Similarly I can never remember the plot of films more than a few days after I watch them - though one great thing about that is you can always re-watch films like they're new. Yet simultaneously, I maintain a working memory of several programming languages/frameworks, and otherwise generally have a good semantic memory.
I do passwords this way. At first, it's pretty slow, but after a while it's muscle memory: my fingers know my passwords better than my brain does.

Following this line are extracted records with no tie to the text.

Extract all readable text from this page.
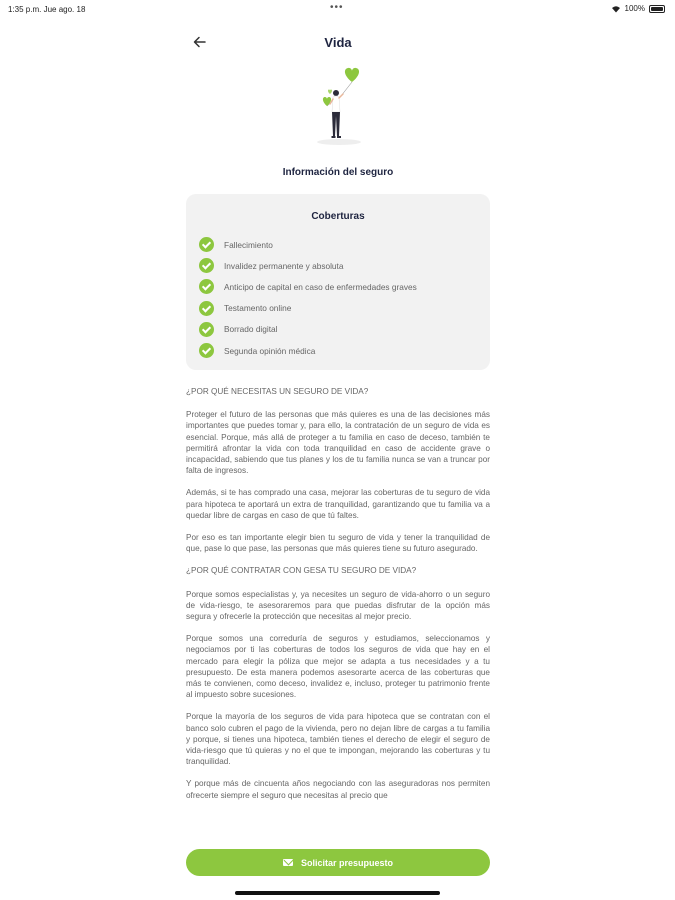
1:35 p.m. Jue ago. 18	•••	100%
Vida
Información del seguro
Coberturas
Fallecimiento
Invalidez permanente y absoluta
Anticipo de capital en caso de enfermedades graves
Testamento online
Borrado digital
Segunda opinión médica

¿POR QUÉ NECESITAS UN SEGURO DE VIDA?

Proteger el futuro de las personas que más quieres es una de las decisiones más importantes que puedes tomar y, para ello, la contratación de un seguro de vida es esencial. Porque, más allá de proteger a tu familia en caso de deceso, también te permitirá afrontar la vida con toda tranquilidad en caso de accidente grave o incapacidad, sabiendo que tus planes y los de tu familia nunca se van a truncar por falta de ingresos.

Además, si te has comprado una casa, mejorar las coberturas de tu seguro de vida para hipoteca te aportará un extra de tranquilidad, garantizando que tu familia va a quedar libre de cargas en caso de que tú faltes.

Por eso es tan importante elegir bien tu seguro de vida y tener la tranquilidad de que, pase lo que pase, las personas que más quieres tiene su futuro asegurado.

¿POR QUÉ CONTRATAR CON GESA TU SEGURO DE VIDA?

Porque somos especialistas y, ya necesites un seguro de vida-ahorro o un seguro de vida-riesgo, te asesoraremos para que puedas disfrutar de la opción más segura y ofrecerle la protección que necesitas al mejor precio.

Porque somos una correduría de seguros y estudiamos, seleccionamos y negociamos por ti las coberturas de todos los seguros de vida que hay en el mercado para elegir la póliza que mejor se adapta a tus necesidades y a tu presupuesto. De esta manera podemos asesorarte acerca de las coberturas que más te convienen, como deceso, invalidez e, incluso, proteger tu patrimonio frente al impuesto sobre sucesiones.

Porque la mayoría de los seguros de vida para hipoteca que se contratan con el banco solo cubren el pago de la vivienda, pero no dejan libre de cargas a tu familia y porque, si tienes una hipoteca, también tienes el derecho de elegir el seguro de vida-riesgo que tú quieras y no el que te impongan, mejorando las coberturas y tu tranquilidad.

Y porque más de cincuenta años negociando con las aseguradoras nos permiten ofrecerte siempre el seguro que necesitas al precio que

Solicitar presupuesto
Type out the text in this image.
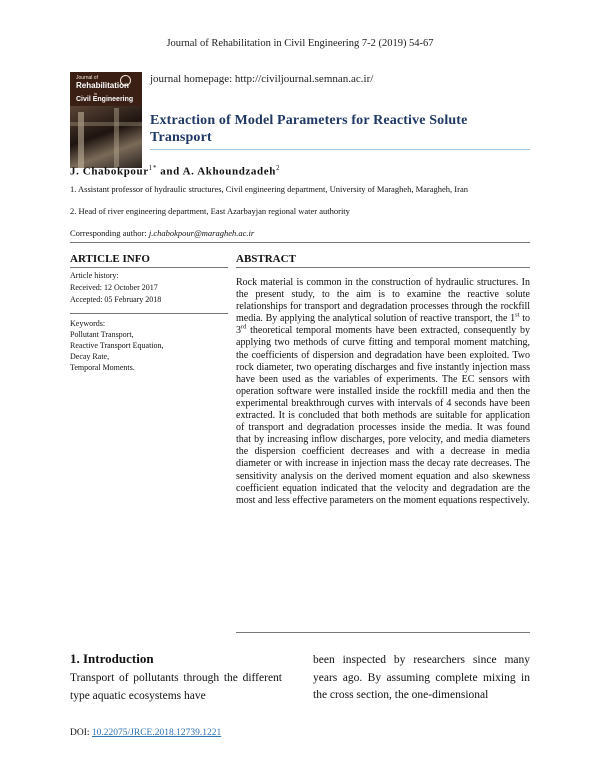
Journal of Rehabilitation in Civil Engineering 7-2 (2019) 54-67
Journal of
Rehabilitation
in
Civil Engineering
journal homepage: http://civiljournal.semnan.ac.ir/
Extraction of Model Parameters for Reactive Solute Transport
J. Chabokpour$^{1*}$ and A. Akhoundzadeh$^2$
1. Assistant professor of hydraulic structures, Civil engineering department, University of Maragheh, Maragheh, Iran
2. Head of river engineering department, East Azarbayjan regional water authority
Corresponding author: j.chabokpour@maragheh.ac.ir
ARTICLE INFO	ABSTRACT
Article history:
Received: 12 October 2017
Accepted: 05 February 2018
Keywords:
Pollutant Transport,
Reactive Transport Equation,
Decay Rate,
Temporal Moments.
Rock material is common in the construction of hydraulic structures. In the present study, to the aim is to examine the reactive solute relationships for transport and degradation processes through the rockfill media. By applying the analytical solution of reactive transport, the 1st to 3rd theoretical temporal moments have been extracted, consequently by applying two methods of curve fitting and temporal moment matching, the coefficients of dispersion and degradation have been exploited. Two rock diameter, two operating discharges and five instantly injection mass have been used as the variables of experiments. The EC sensors with operation software were installed inside the rockfill media and then the experimental breakthrough curves with intervals of 4 seconds have been extracted. It is concluded that both methods are suitable for application of transport and degradation processes inside the media. It was found that by increasing inflow discharges, pore velocity, and media diameters the dispersion coefficient decreases and with a decrease in media diameter or with increase in injection mass the decay rate decreases. The sensitivity analysis on the derived moment equation and also skewness coefficient equation indicated that the velocity and degradation are the most and less effective parameters on the moment equations respectively.
1. Introduction
Transport of pollutants through the different type aquatic ecosystems have
been inspected by researchers since many years ago. By assuming complete mixing in the cross section, the one-dimensional
DOI: 10.22075/JRCE.2018.12739.1221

I don't do passwords this way at work anymore, because they make us change it every 90 days. I just use keyboard patterns, and shift the pattern to the right for each successive password. Seriously people, expiring passwords is an idiotic idea.
I don't actually use 35-char passwords. That was just to answer the challenge. Mine are more on the order of 20.
It's fairly fast, actually. One of the things I've decided to do is trade some entropy for having only lower case letters and the minimum symbol count, because what tended to screw me up most was synchronizing the shift key with the rest of the password... which I suppose also gives a clue about the speed. It's at least no slower than a passphrase of equivalent strength, and it fits my brain.
But if passphrases work better for you, by all means, please do.
Also, I have a password manager. I only have about 4 of these at any given time, and I can afford the cognitive burden of ensuring they are all very strong. It'd be a different problem otherwise.
It's not just memorizing it, it's typing it every single time for every transaction that you want to do, if the administrators require it. The recommendation on one system I use is to force ssh and auth with username/pw for every git transaction. Because Security!
If I had a good reason to memorize this, I would have it down within a couple weeks. I'm pretty certain of this, as I do have private keys committed to memory. That's not even impressive, folks who have good memory palace practices could recite that string for you a few minutes after seeing it. I wouldn't expect it of the average user, but it is totally doable for a human of average intelligence -- it's just not something people care about. For long term storage (rather than a repeatedly entered password) it's even easier if you convert[0] it to an equally random yet more humanly memorable line of text: "duck fade ink love reality possible shown screw thing win invisible realize child suffocate somehow petal army nervous"
In fairness, if you have a good password manager on that phone, that password will be protected by not just the device's unlock PIN but the password vault's master password as well, along with potentially other layers of added protection as well (a second factor to unlock the password vault, biometric authentication to unlock the vault or the device, etc.)
But almost nobody uses a good password manager, so... yeah.